«Gli agenti che hanno ucciso il nostro Federico devono essere licenziati». Lo hanno chiesto al prefetto di Ferrara Lino, Patrizia e Stefano, rispettivamente il padre, la madre e il fratello di Federico Aldrovandi, il 18enne ucciso da 4 poliziotti il 25 settembre del 2005.

L’incontro si è tenuto al termine del lungo corteo che ieri ha portato più di 3 mila persone a sfilare per la città estense dietro lo striscione «Via la divisa». A sorreggerlo, insieme a Patrizia, c’erano Lucia Uva, Ilaria Cucchi ed Elia Bianzino, tutte accomunate dalla stessa sofferenza: un congiunto ucciso da persone in divisa. Insieme a loro tanti altri familiari di vittime delle forze dell’ordine. Dietro loro, rispettosi del dolore, hanno sfilato studenti, attivisti dei centri sociali, semplici cittadini, amici e conoscenti di Federico, amministratori locali, esponenti politici senza bandiere di partito (come richiesto dagli organizzatori) e tanti ultrà.

L’appuntamento era alle 14 in via dell’ippodromo. Proprio lì, il 25 settembre di 8 anni fa, Federico di ritorno da una serata con gli amici a Bologna incontrò la morte, con la divisa della polizia e il manganello. Paolo Forlani, Monica Segatto, Enzo Pontani e Luca Pollastri, agenti in forze all’epoca alla Questura di Ferrara, sono stati condannati a 3 anni e 6 mesi per eccesso colposo in omicidio colposo. Tra indulto, carcere e arresti domiciliari gli agenti hanno scontato la loro pena e, dopo sei mesi di sospensione, tre agenti (Forlani è in malattia) sono tornati in servizio. Con compiti amministrativi, hanno spiegato dal ministero dell’Interno ai deputati grillini che avevano chiesto lumi sulla vicenda.

«Devono essere licenziati perché hanno disonorato la polizia» ha detto Lino Aldrovandi. Il babbo di Aldro sale sul pianale del camioncino che sta in testa al corteo quando questo si ferma affianco al Castello Estense, nel cuore della città. Proprio in quel punto, più volte lo scorso anno, si era fermato anche il camioncino del Coisp, il sindacato di polizia che più di ogni altro ha preso le difese dei colleghi condannati per l’omicidio di Federico. E’ da quel punto preciso che Lino ringrazia i manifestanti: «Vi ringrazio perché siete qui per Federico e per i vostri figli».

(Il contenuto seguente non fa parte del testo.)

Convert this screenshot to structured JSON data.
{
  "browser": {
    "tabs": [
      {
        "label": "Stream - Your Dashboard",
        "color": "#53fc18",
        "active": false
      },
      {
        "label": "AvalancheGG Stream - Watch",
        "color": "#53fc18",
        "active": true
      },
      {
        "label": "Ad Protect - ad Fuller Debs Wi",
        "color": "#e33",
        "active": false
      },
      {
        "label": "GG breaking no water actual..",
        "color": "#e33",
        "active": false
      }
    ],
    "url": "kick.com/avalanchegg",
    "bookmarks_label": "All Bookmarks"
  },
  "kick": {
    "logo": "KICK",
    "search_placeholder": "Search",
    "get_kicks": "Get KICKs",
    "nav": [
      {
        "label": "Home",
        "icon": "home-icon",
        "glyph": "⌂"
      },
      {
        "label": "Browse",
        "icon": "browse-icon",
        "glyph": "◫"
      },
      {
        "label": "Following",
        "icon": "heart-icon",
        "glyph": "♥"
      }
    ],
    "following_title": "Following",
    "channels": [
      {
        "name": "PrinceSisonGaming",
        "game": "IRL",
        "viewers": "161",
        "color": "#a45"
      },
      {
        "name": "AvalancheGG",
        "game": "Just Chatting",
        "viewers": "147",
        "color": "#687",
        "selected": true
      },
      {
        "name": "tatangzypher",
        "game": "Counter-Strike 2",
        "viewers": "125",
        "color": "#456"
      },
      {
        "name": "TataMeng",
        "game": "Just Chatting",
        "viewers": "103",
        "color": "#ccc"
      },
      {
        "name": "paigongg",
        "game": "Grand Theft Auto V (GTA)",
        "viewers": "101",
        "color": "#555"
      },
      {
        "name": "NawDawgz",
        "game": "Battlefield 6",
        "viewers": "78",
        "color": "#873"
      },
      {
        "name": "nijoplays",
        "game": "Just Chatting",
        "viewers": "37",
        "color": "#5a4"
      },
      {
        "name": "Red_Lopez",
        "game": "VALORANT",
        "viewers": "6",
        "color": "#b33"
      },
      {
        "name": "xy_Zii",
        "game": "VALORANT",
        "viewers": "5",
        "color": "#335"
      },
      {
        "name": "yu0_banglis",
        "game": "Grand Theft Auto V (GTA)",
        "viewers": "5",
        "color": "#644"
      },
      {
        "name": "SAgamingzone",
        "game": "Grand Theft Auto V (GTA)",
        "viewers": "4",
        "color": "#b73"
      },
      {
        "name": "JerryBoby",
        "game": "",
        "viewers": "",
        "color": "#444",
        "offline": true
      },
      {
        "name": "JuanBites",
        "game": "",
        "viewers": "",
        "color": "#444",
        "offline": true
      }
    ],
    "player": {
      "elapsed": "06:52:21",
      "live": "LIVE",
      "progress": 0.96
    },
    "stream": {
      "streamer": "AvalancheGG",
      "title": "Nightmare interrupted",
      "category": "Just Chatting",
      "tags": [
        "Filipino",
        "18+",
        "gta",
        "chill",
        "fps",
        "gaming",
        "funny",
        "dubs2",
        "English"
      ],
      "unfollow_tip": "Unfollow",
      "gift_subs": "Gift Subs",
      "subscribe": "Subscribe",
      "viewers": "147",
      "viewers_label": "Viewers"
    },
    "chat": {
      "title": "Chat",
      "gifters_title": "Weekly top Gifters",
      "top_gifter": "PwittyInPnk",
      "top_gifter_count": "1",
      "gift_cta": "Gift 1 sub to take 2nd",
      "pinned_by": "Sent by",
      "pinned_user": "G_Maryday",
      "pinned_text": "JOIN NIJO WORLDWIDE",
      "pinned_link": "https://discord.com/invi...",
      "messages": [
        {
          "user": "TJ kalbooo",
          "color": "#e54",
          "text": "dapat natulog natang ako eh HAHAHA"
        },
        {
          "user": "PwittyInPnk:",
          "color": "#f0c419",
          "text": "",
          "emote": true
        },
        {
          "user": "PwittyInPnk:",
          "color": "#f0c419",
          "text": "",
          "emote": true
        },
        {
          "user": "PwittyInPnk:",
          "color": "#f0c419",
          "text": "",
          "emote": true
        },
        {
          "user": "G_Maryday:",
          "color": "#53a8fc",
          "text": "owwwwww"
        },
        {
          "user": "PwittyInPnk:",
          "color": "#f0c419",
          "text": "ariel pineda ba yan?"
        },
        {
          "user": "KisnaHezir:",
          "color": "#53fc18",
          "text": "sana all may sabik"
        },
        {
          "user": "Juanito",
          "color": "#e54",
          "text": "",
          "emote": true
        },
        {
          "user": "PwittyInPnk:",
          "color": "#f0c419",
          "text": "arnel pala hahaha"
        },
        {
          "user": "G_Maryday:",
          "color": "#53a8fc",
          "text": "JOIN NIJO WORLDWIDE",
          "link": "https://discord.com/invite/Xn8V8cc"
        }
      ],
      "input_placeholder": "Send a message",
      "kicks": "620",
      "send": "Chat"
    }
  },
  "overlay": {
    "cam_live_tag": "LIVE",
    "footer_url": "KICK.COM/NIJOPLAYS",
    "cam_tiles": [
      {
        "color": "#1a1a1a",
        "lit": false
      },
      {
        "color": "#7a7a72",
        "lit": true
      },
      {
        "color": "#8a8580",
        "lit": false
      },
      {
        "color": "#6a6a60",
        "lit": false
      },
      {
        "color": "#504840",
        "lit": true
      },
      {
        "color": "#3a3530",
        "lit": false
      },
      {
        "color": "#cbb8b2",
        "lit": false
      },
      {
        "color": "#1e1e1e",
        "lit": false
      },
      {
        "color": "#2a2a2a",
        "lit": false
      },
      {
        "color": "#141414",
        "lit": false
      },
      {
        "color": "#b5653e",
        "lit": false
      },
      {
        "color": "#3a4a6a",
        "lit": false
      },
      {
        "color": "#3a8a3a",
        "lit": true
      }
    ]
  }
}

Composto, emozionato, Lino parla come il padre che è: «Il sangue e la vita di un figlio non hanno prezzo. Non credo sia una richiesta così incredibile volere che chi commette atti così aberranti non possa più indossare una divisa». L’applauso sale forte dal corteo e le lacrime faticano ad essere trattenute. Dal fondo arrivano i cori degli ultrà: «Giustizia per Federico» e «Via la divisa».

I gruppi della curva del Bologna calcio, anche quelli dichiaratamente di destra, sono presenti: «Toglietevi la divisa» scrivono in uno striscione. «Per sempre al fianco degli Aldrovandi» gridano più volte. Poi ci sono gli ultrà della Spal, la squadra di Ferrara, quelli della Fortitudo Basket, quelli del Toro calcio. «Dietro quelle scriv[/ACM_2]anie nessuna dignità» scrivono gli ultrà del Lecce che appendono lo striscione proprio sotto la Prefettura. Pochi in corteo i giovani ferraresi. Prima di salire dal prefetto Patrizia prende la parola. E’ il giorno del suo compleanno e chi le cede il microfono non manca di farlo notare: «Anche in questo giorno deve affrontare questa assurda situazione». «Sono commossa e felice che la voce di Federico salga così alta» dice Patrizia. «Oggi insieme a me e a tutti voi ci sono molte famiglie di vittime, ci sono persone che sono sopravvissute ai pestaggi. Adesso siamo vicini alla Questura, e lo dico a voi, e lo dico a loro: sappiate che ci saranno sempre le famiglie, ci saranno sorelle, figli, madri, mogli. E io come mamma lo grido forte: Non staremo mai zitte». Il fiume di gente che ha invaso Corso Ercole I d’Este scoppia in un applauso avvolgente. Mentre Lino, Patrizia e Stefano si preparano per salire, ripartono i cori degli ultrà, che diventano cori di tutti: «Vogliamo giustizia, vogliamo solo giustizia».